Of course, like all search and pattern-matching tools, these systems can only extrapolate from what they find. They thus tend to magnify whatever is popular. They’re also easy prey for some of the most basic cognitive biases. They tend to overweight the recent, the easily available, the widely repeated, and anything that confirms pre-conceived models. 

The recent reports of Grok regurgitating crude antisemitic stereotypes and slogans illustrate the technological half of the problem. The shocking wave of terror-supporting actions wracking college campuses and drawing recent grads in many of our cities illustrate the human half. 
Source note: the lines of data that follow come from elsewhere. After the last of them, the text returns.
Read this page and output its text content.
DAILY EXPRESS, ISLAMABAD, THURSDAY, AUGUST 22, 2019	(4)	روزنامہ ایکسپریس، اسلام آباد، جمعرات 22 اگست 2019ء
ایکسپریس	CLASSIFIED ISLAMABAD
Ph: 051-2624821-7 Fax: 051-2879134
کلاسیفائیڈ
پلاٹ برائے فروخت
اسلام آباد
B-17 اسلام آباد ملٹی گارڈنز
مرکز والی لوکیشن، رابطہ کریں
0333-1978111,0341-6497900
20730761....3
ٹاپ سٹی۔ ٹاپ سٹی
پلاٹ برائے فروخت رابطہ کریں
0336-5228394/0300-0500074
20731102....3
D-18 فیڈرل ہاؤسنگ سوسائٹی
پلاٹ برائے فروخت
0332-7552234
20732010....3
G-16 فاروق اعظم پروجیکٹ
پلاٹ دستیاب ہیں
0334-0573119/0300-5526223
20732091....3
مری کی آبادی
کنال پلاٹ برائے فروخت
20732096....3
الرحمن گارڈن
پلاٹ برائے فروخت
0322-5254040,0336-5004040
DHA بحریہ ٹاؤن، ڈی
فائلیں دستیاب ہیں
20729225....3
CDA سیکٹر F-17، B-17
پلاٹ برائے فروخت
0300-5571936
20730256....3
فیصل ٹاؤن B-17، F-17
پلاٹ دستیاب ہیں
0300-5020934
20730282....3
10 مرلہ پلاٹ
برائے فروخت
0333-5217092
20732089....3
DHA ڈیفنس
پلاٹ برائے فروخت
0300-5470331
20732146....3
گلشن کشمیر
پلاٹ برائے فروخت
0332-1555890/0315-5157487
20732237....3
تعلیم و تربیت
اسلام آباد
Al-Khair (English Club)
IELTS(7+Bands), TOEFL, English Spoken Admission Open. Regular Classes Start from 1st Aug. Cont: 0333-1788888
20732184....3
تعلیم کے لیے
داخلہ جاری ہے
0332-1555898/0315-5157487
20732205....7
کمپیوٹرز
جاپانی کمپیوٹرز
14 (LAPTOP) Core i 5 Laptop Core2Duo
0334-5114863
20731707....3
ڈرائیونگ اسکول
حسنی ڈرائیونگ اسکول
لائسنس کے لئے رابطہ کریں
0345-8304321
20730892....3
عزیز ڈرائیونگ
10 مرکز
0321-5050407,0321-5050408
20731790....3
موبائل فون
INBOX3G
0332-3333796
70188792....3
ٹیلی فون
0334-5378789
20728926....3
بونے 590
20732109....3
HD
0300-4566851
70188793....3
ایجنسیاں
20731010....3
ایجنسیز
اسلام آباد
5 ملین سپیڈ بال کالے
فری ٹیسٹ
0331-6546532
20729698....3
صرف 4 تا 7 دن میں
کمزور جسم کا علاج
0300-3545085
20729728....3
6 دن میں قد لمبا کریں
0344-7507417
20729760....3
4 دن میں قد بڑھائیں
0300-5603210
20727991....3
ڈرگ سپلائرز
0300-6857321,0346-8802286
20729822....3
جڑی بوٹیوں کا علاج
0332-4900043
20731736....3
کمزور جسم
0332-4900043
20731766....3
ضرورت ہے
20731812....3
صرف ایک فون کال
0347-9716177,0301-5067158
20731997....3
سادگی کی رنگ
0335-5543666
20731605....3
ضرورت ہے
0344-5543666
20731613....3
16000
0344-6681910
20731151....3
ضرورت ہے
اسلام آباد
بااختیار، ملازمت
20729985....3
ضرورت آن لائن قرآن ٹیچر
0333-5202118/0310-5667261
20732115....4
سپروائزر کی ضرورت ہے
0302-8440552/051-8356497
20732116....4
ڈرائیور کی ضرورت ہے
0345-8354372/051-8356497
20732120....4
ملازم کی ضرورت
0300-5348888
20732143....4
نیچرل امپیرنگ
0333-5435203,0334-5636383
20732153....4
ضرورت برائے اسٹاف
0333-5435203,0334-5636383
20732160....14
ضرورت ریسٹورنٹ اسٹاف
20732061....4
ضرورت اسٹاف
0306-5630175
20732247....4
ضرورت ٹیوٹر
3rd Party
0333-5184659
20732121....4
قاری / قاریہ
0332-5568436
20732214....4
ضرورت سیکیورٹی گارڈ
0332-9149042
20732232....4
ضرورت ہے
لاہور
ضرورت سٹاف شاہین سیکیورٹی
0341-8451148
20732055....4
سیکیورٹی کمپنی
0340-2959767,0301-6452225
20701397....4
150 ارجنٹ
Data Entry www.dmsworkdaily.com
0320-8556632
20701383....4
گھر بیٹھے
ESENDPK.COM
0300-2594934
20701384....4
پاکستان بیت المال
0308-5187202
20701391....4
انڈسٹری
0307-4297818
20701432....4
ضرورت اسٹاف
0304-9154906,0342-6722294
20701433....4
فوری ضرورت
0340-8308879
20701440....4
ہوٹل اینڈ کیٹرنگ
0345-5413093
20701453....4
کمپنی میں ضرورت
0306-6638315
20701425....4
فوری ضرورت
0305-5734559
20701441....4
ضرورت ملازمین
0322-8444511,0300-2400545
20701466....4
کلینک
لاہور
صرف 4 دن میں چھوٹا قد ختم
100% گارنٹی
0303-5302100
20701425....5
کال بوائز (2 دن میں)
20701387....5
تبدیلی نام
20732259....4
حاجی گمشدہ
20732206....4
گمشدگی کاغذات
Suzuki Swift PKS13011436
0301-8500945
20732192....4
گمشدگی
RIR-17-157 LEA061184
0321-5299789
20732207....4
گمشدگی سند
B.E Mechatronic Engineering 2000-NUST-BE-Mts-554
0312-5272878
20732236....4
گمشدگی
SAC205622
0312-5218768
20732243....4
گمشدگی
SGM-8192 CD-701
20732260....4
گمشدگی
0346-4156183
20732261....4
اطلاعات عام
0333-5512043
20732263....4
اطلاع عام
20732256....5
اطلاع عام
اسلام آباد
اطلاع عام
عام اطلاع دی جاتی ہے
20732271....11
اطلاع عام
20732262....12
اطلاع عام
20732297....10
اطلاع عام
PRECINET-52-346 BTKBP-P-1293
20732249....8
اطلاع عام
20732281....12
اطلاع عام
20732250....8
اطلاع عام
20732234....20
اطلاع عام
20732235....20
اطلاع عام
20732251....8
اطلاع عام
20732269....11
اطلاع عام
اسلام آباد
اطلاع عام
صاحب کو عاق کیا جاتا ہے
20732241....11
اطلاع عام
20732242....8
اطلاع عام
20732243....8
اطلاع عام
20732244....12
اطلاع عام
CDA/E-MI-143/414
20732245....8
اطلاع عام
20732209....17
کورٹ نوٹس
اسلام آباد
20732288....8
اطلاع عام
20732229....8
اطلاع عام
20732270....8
The abundance of information has destroyed its value. Because information—facts and data—are the building blocks upon which all understanding must rest, we’ve raised a generation incapable of deep understanding. Because complex moral judgments build upon comprehension, young Americans are also shorn of basic morality 

We are rapidly entering a world in which widespread access to voluminous information is producing worse—not better—decisions and actions at all levels. We have outsourced knowledge, comprehension, and judgment to sterile devices easily biased to magnify popular opinion. We have bred a generation of exquisitely credentialed, deeply immoral, anti-intellectuals on the brink of entering leadership. 

When the ubiquity of instant lookup evolves beyond basic facts and into moral judgments, banal slogans and mindless cruelty will come to rule our lives.  

Is there a way out of this morass?  Perhaps the only one that the ancients discovered back when information, understanding, and morality all retained immense value: faith in a higher power. Because the path we’ve set on our own is heading into some very dark places.